Samsung has officially entered the mixed reality race with the launch of its Galaxy XR headset, priced at $1,800 — almost half the cost of Apple’s Vision Pro. The announcement, reported by Bloomberg, signals a major push by the South Korean tech giant into the rapidly expanding world of extended reality.
The Galaxy XR is the first device powered by Android XR, Google’s new operating system built specifically for next-generation XR devices. Co-developed by Samsung and Google, the headset pairs two 4K Micro-OLED displays (3552 x 3840 resolution each) with passthrough cameras and a full-immersion mode for gaming and cinematic viewing. Inside, it runs on Qualcomm’s Snapdragon XR2+ Gen 2 chip — a powerhouse designed for spatial computing.
Weighing just 545 grams, it’s noticeably lighter than Apple’s 800-gram Vision Pro. Battery life clocks in at about 2.5 hours of video playback, matching Apple’s performance but in a sleeker frame.
Samsung’s headset also integrates Google’s Gemini AI, allowing users to point at real-world objects to instantly get contextual information — a blend of gesture control and intelligent vision that hints at where spatial computing is headed.
To attract early adopters, Samsung and Google are offering an Explorer Pack with one-year subscriptions to Google services.

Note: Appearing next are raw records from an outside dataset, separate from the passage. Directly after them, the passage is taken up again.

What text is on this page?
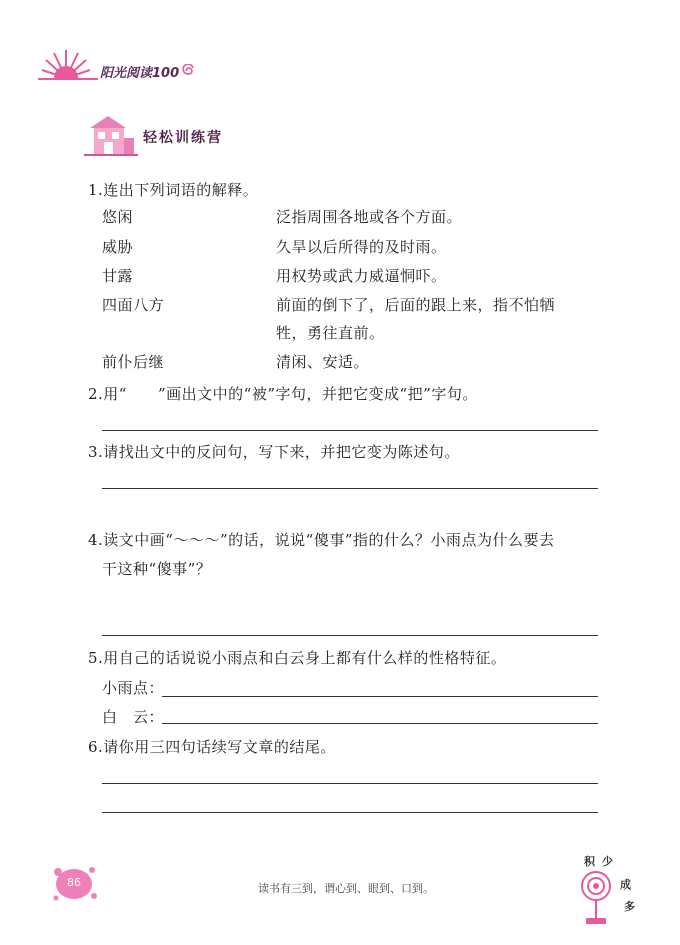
阳光阅读100
轻松训练营
1.连出下列词语的解释。
悠闲
威胁
甘露
四面八方
前仆后继
泛指周围各地或各个方面。
久旱以后所得的及时雨。
用权势或武力威逼恫吓。
前面的倒下了，后面的跟上来，指不怕牺
牲，勇往直前。
清闲、安适。
2.用“　　”画出文中的“被”字句，并把它变成“把”字句。
3.请找出文中的反问句，写下来，并把它变为陈述句。
4.读文中画“～～～”的话，说说“傻事”指的什么？小雨点为什么要去
干这种“傻事”？
5.用自己的话说说小雨点和白云身上都有什么样的性格特征。
小雨点：
白　云：
6.请你用三四句话续写文章的结尾。
86	读书有三到，谓心到、眼到、口到。
积 少
成
多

Initially, the Galaxy XR will be sold exclusively through Samsung stores and online, with wider distribution planned later.
And this is just the beginning. Both companies are already working on a pair of smart glasses, a slimmer, more everyday version of XR — the next logical step in Samsung’s mixed-reality roadmap.
The XR era is officially underway, and this time, Apple isn’t the only one shaping what the future looks like.